1. Studies looked at the loss of sleep and how it can effect people. There are variations in the severity of lack of sleep. Most severe case was a 17 year old boy who went days without sleep, and started to suffer from certain symptoms. By the second day, his eye lids stopped focusing and he lost the ability to identify objects. By day 3, he was moody and uncoordinated, by the end of the test, which spanned over 11 days, he had trouble with short term memory and even started hallucinating. 11 days, that’s a terrifyingly long time!
2. Long term sleep loss can result in hormonal imbalance, illness, and in extreme cases, death. A sleep study in the U.S. showed that 30% of adults were sleep deprived and 66% of adolescents were sleep deprived, which can have massive effects on our physical and mental health.
3. The average adult needs 7-8 hours of sleep, and the average adolescent needs about 10. Are you getting enough?
4. When we lose our regular sleep pattern… Learning, memory, mood and reaction time are all affected and sleeplessness has been linked to diabetes and obesity.
5. In 2014, a devoted soccer fan died after staying awake for 48 hours to watch the world cup. Okay, his death was connected to a stroke, BUT studies show that chronically sleeping fewer than six hours a night increases stroke risk by 4.5 times compared with those getting a consistent seven to eight hours.

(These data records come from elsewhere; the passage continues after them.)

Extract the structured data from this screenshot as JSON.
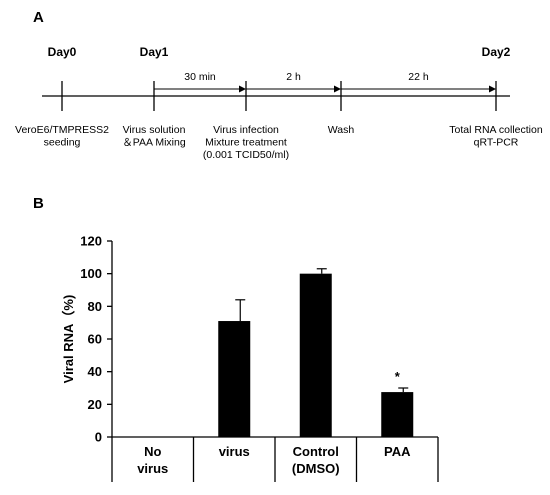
{
  "panel_a": {
    "label": "A",
    "days": [
      {
        "label": "Day0"
      },
      {
        "label": "Day1"
      },
      {
        "label": "Day2"
      }
    ],
    "intervals": [
      {
        "label": "30 min"
      },
      {
        "label": "2 h"
      },
      {
        "label": "22 h"
      }
    ],
    "steps": [
      {
        "lines": [
          "VeroE6/TMPRESS2",
          "seeding"
        ]
      },
      {
        "lines": [
          "Virus solution",
          "＆PAA Mixing"
        ]
      },
      {
        "lines": [
          "Virus infection",
          "Mixture treatment",
          "(0.001 TCID50/ml)"
        ]
      },
      {
        "lines": [
          "Wash"
        ]
      },
      {
        "lines": [
          "Total RNA collection",
          "qRT-PCR"
        ]
      }
    ]
  },
  "panel_b": {
    "label": "B"
  },
  "chart_data": {
    "type": "bar",
    "categories": [
      [
        "No",
        "virus"
      ],
      [
        "virus"
      ],
      [
        "Control",
        "(DMSO)"
      ],
      [
        "PAA"
      ]
    ],
    "values": [
      0,
      71,
      100,
      27.5
    ],
    "errors": [
      0,
      13,
      3,
      2.5
    ],
    "annotations": [
      "",
      "",
      "",
      "*"
    ],
    "title": "",
    "xlabel": "",
    "ylabel": "Viral RNA（%)",
    "ylim": [
      0,
      120
    ],
    "yticks": [
      0,
      20,
      40,
      60,
      80,
      100,
      120
    ],
    "grid": false,
    "bar_color": "#000000"
  }
}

6. Insomnia… Ever heard of this challenging condition? It effects so many people around the world! It’s a rare genetic mutation called “fatal familial insomnia”, where people can’t sleep at all, and if it gets progressively worse over months or years, it can lead to dementia and death. Serious stuff.

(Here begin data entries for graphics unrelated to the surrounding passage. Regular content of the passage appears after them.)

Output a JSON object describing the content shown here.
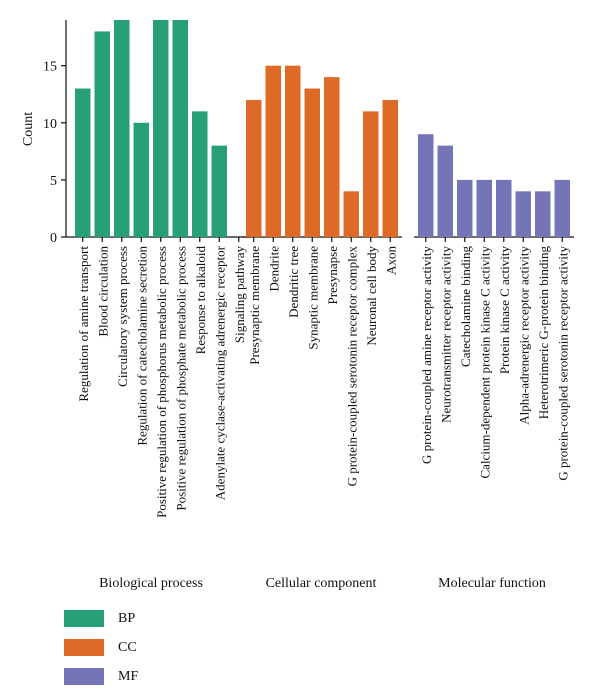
{
  "chart_data": {
    "type": "bar",
    "ylabel": "Count",
    "ylim": [
      0,
      19
    ],
    "yticks": [
      0,
      5,
      10,
      15
    ],
    "grid": false,
    "legend_placement": "bottom-left",
    "colors": {
      "BP": "#27a07a",
      "CC": "#de6a27",
      "MF": "#7474b6"
    },
    "groups": [
      {
        "name": "Biological process",
        "key": "BP",
        "categories": [
          "Regulation of amine transport",
          "Blood circulation",
          "Circulatory system process",
          "Regulation of catecholamine secretion",
          "Positive regulation of phosphorus metabolic process",
          "Positive regulation of phosphate metabolic process",
          "Response to alkaloid",
          "Adenylate cyclase-activating adrenergic receptor",
          "Signaling pathway"
        ],
        "values": [
          13,
          18,
          19,
          10,
          19,
          19,
          11,
          8,
          null
        ]
      },
      {
        "name": "Cellular component",
        "key": "CC",
        "categories": [
          "Presynaptic membrane",
          "Dendrite",
          "Dendritic tree",
          "Synaptic membrane",
          "Presynapse",
          "G protein-coupled serotonin receptor complex",
          "Neuronal cell body",
          "Axon"
        ],
        "values": [
          12,
          15,
          15,
          13,
          14,
          4,
          11,
          12
        ]
      },
      {
        "name": "Molecular function",
        "key": "MF",
        "categories": [
          "G protein-coupled amine receptor activity",
          "Neurotransmitter receptor activity",
          "Catecholamine binding",
          "Calcium-dependent protein kinase C activity",
          "Protein kinase C activity",
          "Alpha-adrenergic receptor activity",
          "Heterotrimeric G-protein binding",
          "G protein-coupled serotonin receptor activity"
        ],
        "values": [
          9,
          8,
          5,
          5,
          5,
          4,
          4,
          5
        ]
      }
    ],
    "legend": [
      {
        "label": "BP",
        "color": "#27a07a"
      },
      {
        "label": "CC",
        "color": "#de6a27"
      },
      {
        "label": "MF",
        "color": "#7474b6"
      }
    ]
  }
}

7. People first begin to feel sleepy from environmental signals, being dark outside for example, and then also by brain chemicals telling us we’re tired. While we’re awake, cells in our body produce the chemical adenosine and melatonin as a waste product which builds up in the brain and is known as “sleep pressure”. As the melatonin and adenosine build up in our minds we go into a light doze which makes breathing slower and our heart rate slowed down as well as muscles relaxing, telling us we need to close our eyes and sleep to allow our bodies a chance to replenish and repair DNA.
8. Lack of shut eye can also lead to hormonal imbalances and illness.
9. There are different levels of shut eye. In a night’s sleep one goes through a cycle of REM and non-REM sleep. REM stands for rapid eye movement. REM usually happens 90 minutes after falling asleep. During REM sleep, your eyes move quickly in different directions, that doesn’t happen in non-REM sleep. Non-REM comes first when you fall asleep, followed by REM sleep. And then the cycle begins again. Alternating periods throughout the night. Each stage can last 5-15 minutes. First you shut your eyes, it’s easy to wake up if someone tried. Then you go into a light sleep, your heart rate slows down and your body temperature drops, your body is getting ready for deep sleep. Then stage 3 comes and it’s the deep sleep faze. It’s harder to wake someone up during this faze and if they did, you would probably feel disoriented for a few minutes. REM sleep is when your brain is the most active and that’s when dreams occur.
There’s a lot to learn when it comes to sleep. But most important to keep in mind, is get enough of it!! Adults, make sure you’re getting at least 7 hours a night. If you don’t, health consequences are inevitable.